Door het niet in acht nemen van deze voorschriften wordt de garantie op het toestel ongeldig. De adressen van de Erkende
Technische Servicecenters zijn vermeld op bijgevoegd blad. Alvorens de ketel in werking te stellen moet de beschermfolie
van de ketel verwijderd worden. Om dit te doen mag geen scherp gereedschap of schurend materiaal gebruikt worden omdat
de gelakte delen hierdoor beschadigd kunnen worden.

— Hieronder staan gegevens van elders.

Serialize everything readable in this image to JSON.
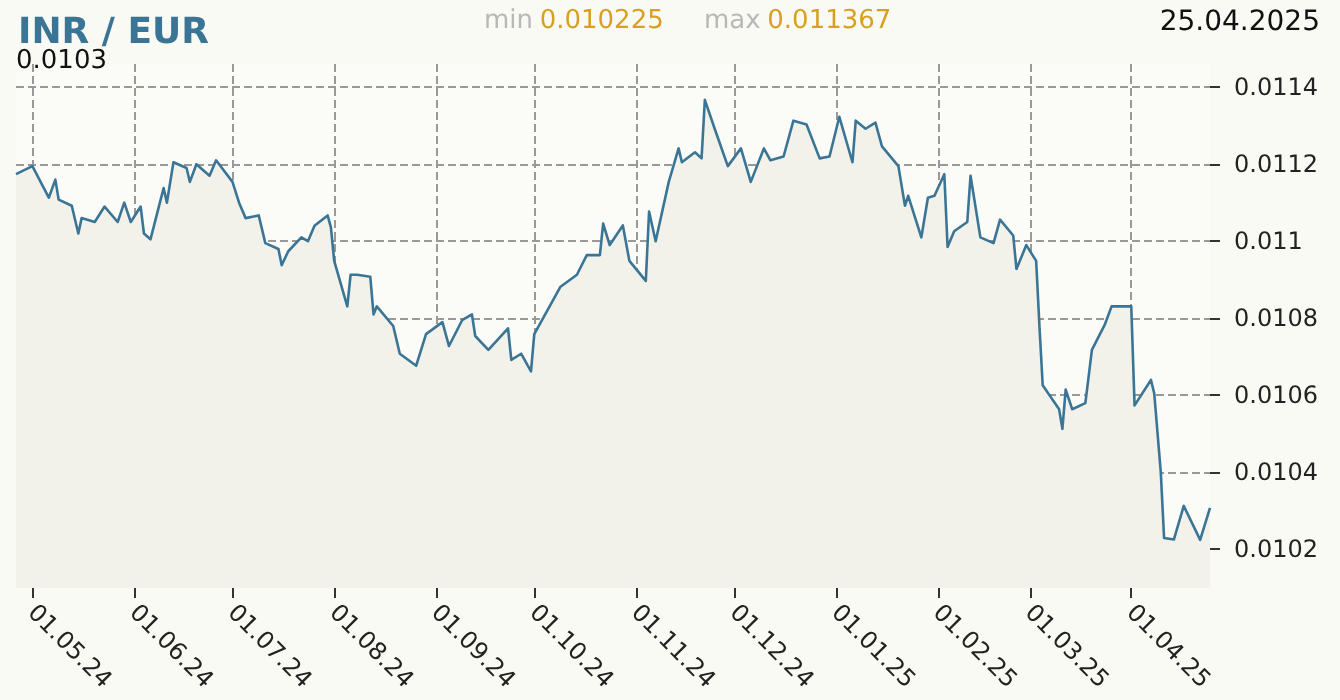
{
  "chart_data": {
    "type": "area",
    "title": "INR / EUR",
    "annotations": [
      "min 0.010225",
      "max 0.011367",
      "25.04.2025",
      "0.0103"
    ],
    "x": [
      "2024-04-26",
      "2024-05-01",
      "2024-05-06",
      "2024-05-08",
      "2024-05-09",
      "2024-05-13",
      "2024-05-15",
      "2024-05-16",
      "2024-05-20",
      "2024-05-23",
      "2024-05-27",
      "2024-05-29",
      "2024-05-31",
      "2024-06-03",
      "2024-06-04",
      "2024-06-06",
      "2024-06-10",
      "2024-06-11",
      "2024-06-13",
      "2024-06-17",
      "2024-06-18",
      "2024-06-20",
      "2024-06-24",
      "2024-06-26",
      "2024-07-01",
      "2024-07-03",
      "2024-07-05",
      "2024-07-09",
      "2024-07-11",
      "2024-07-15",
      "2024-07-16",
      "2024-07-18",
      "2024-07-22",
      "2024-07-24",
      "2024-07-26",
      "2024-07-30",
      "2024-07-31",
      "2024-08-01",
      "2024-08-05",
      "2024-08-06",
      "2024-08-08",
      "2024-08-12",
      "2024-08-13",
      "2024-08-14",
      "2024-08-19",
      "2024-08-21",
      "2024-08-26",
      "2024-08-29",
      "2024-09-03",
      "2024-09-05",
      "2024-09-09",
      "2024-09-12",
      "2024-09-13",
      "2024-09-17",
      "2024-09-23",
      "2024-09-24",
      "2024-09-27",
      "2024-09-30",
      "2024-10-01",
      "2024-10-09",
      "2024-10-14",
      "2024-10-17",
      "2024-10-21",
      "2024-10-22",
      "2024-10-24",
      "2024-10-28",
      "2024-10-30",
      "2024-11-04",
      "2024-11-05",
      "2024-11-07",
      "2024-11-11",
      "2024-11-14",
      "2024-11-15",
      "2024-11-19",
      "2024-11-21",
      "2024-11-22",
      "2024-11-25",
      "2024-11-29",
      "2024-12-03",
      "2024-12-06",
      "2024-12-10",
      "2024-12-12",
      "2024-12-16",
      "2024-12-19",
      "2024-12-23",
      "2024-12-27",
      "2024-12-30",
      "2025-01-02",
      "2025-01-06",
      "2025-01-07",
      "2025-01-10",
      "2025-01-13",
      "2025-01-15",
      "2025-01-20",
      "2025-01-22",
      "2025-01-23",
      "2025-01-27",
      "2025-01-29",
      "2025-01-31",
      "2025-02-03",
      "2025-02-04",
      "2025-02-06",
      "2025-02-10",
      "2025-02-11",
      "2025-02-14",
      "2025-02-18",
      "2025-02-20",
      "2025-02-24",
      "2025-02-25",
      "2025-02-28",
      "2025-03-03",
      "2025-03-04",
      "2025-03-05",
      "2025-03-10",
      "2025-03-11",
      "2025-03-12",
      "2025-03-14",
      "2025-03-18",
      "2025-03-20",
      "2025-03-24",
      "2025-03-26",
      "2025-03-28",
      "2025-04-01",
      "2025-04-02",
      "2025-04-07",
      "2025-04-08",
      "2025-04-10",
      "2025-04-11",
      "2025-04-14",
      "2025-04-17",
      "2025-04-22",
      "2025-04-25"
    ],
    "series": [
      {
        "color": "#3b7596",
        "values": [
          0.011174,
          0.011195,
          0.011113,
          0.01116,
          0.011108,
          0.011092,
          0.01102,
          0.01106,
          0.01105,
          0.01109,
          0.01105,
          0.0111,
          0.01105,
          0.01109,
          0.01102,
          0.011005,
          0.011138,
          0.0111,
          0.011205,
          0.01119,
          0.011154,
          0.0112,
          0.01117,
          0.01121,
          0.011154,
          0.0111,
          0.01106,
          0.011067,
          0.010995,
          0.01098,
          0.010938,
          0.010974,
          0.01101,
          0.011,
          0.01104,
          0.011067,
          0.011036,
          0.010949,
          0.010831,
          0.010913,
          0.010913,
          0.010908,
          0.01081,
          0.010831,
          0.01078,
          0.010708,
          0.010677,
          0.010759,
          0.01079,
          0.010728,
          0.010795,
          0.01081,
          0.010754,
          0.010718,
          0.010774,
          0.010692,
          0.010708,
          0.010662,
          0.010759,
          0.010882,
          0.010913,
          0.010964,
          0.010964,
          0.011046,
          0.01099,
          0.011041,
          0.010949,
          0.010897,
          0.011077,
          0.011,
          0.011154,
          0.011241,
          0.011205,
          0.011231,
          0.011215,
          0.011367,
          0.011292,
          0.011195,
          0.011241,
          0.011154,
          0.011241,
          0.01121,
          0.01122,
          0.011313,
          0.011303,
          0.011215,
          0.01122,
          0.011323,
          0.011205,
          0.011313,
          0.011292,
          0.011308,
          0.011246,
          0.011195,
          0.011092,
          0.011118,
          0.01101,
          0.011113,
          0.011118,
          0.011174,
          0.010985,
          0.011026,
          0.01105,
          0.01117,
          0.01101,
          0.010995,
          0.011056,
          0.011015,
          0.010928,
          0.01099,
          0.010949,
          0.01078,
          0.010626,
          0.010564,
          0.010513,
          0.010615,
          0.010564,
          0.01058,
          0.010718,
          0.010785,
          0.010831,
          0.010831,
          0.010831,
          0.010574,
          0.01064,
          0.010605,
          0.0104,
          0.01023,
          0.010226,
          0.010313,
          0.010225,
          0.010308
        ]
      }
    ],
    "xlim": [
      "2024-04-26",
      "2025-04-25"
    ],
    "xticks": [
      {
        "value": "2024-05-01",
        "label": "01.05.24"
      },
      {
        "value": "2024-06-01",
        "label": "01.06.24"
      },
      {
        "value": "2024-07-01",
        "label": "01.07.24"
      },
      {
        "value": "2024-08-01",
        "label": "01.08.24"
      },
      {
        "value": "2024-09-01",
        "label": "01.09.24"
      },
      {
        "value": "2024-10-01",
        "label": "01.10.24"
      },
      {
        "value": "2024-11-01",
        "label": "01.11.24"
      },
      {
        "value": "2024-12-01",
        "label": "01.12.24"
      },
      {
        "value": "2025-01-01",
        "label": "01.01.25"
      },
      {
        "value": "2025-02-01",
        "label": "01.02.25"
      },
      {
        "value": "2025-03-01",
        "label": "01.03.25"
      },
      {
        "value": "2025-04-01",
        "label": "01.04.25"
      }
    ],
    "ylim": [
      0.0101,
      0.01146
    ],
    "yticks": [
      0.0102,
      0.0104,
      0.0106,
      0.0108,
      0.011,
      0.0112,
      0.0114
    ],
    "grid": true
  }
}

Delen van het verpakkingsmateriaal (plastic zakjes, piepschuim enz.) mogen niet binnen het bereik van kinderen gelaten worden
omdat dit een potentiële bron van gevaar kan zijn.
ENERGIEBESPARINGSTIPS
Regeling van de verwarming
Regel de aanvoertemperatuur van de ketel op basis van het type installatie. Bij installaties met verwarmingsradiatoren wordt
geadviseerd om een maximum aanvoertemperatuur van het verwarmingswater van ongeveer 60°C in te stellen en deze waarde
te verhogen indien het gewenste ruimtecomfort niet bereikt wordt. Bij installaties met vloerverwarmingspanelen mag de door de
ontwerper van de installatie voorziene temperatuur niet overschreden worden. Het is raadzaam om de uitwendige opnemer en/of
het bedieningspaneel te gebruiken om de aanvoertemperatuur automatisch aan te passen op basis van de weersomstandigheden
of de binnentemperatuur. Op die manier wordt niet meer warmte geproduceerd dan echt nodig is. Regel de ruimtetemperatuur
maar zorg ervoor dat het in de ruimten niet te heet is. Elke te hoge graad brengt meer energieverbruik met zich mee, gelijk aan
ongeveer 6%. Pas de ruimtetemperatuur ook aan op basis van het soort gebruik dat van de ruimten gemaakt wordt. Bijvoorbeeld
een slaapkamer of kamers die minder vaak gebruikt worden kunnen op een lagere temperatuur verwarmd worden. Gebruik het
klokprogramma en stel de ruimtetemperatuur 's nachts ongeveer 5°C lager in dan overdag. Een lagere waarde levert voor wat
betreft energiebesparing geen voordelen op. Alleen in geval van langdurige afwezigheid, zoals bijvoorbeeld vakantie, kan de
temperatuur lager ingesteld worden. Dek de radiatoren niet af om de juiste luchtcirculatie niet te belemmeren. Laat de ramen niet
op een kier staan om de ruimten te luchten maar zet ze korte tijd helemaal open.
Warm tapwater
Er wordt een goede besparing verkregen door de gewenste temperatuur van het tapwater in te stellen en het water niet met koud
water te mengen. Elke verdere verwarming veroorzaakt energieverspilling en leidt tot de vorming van meer kalkaanslag.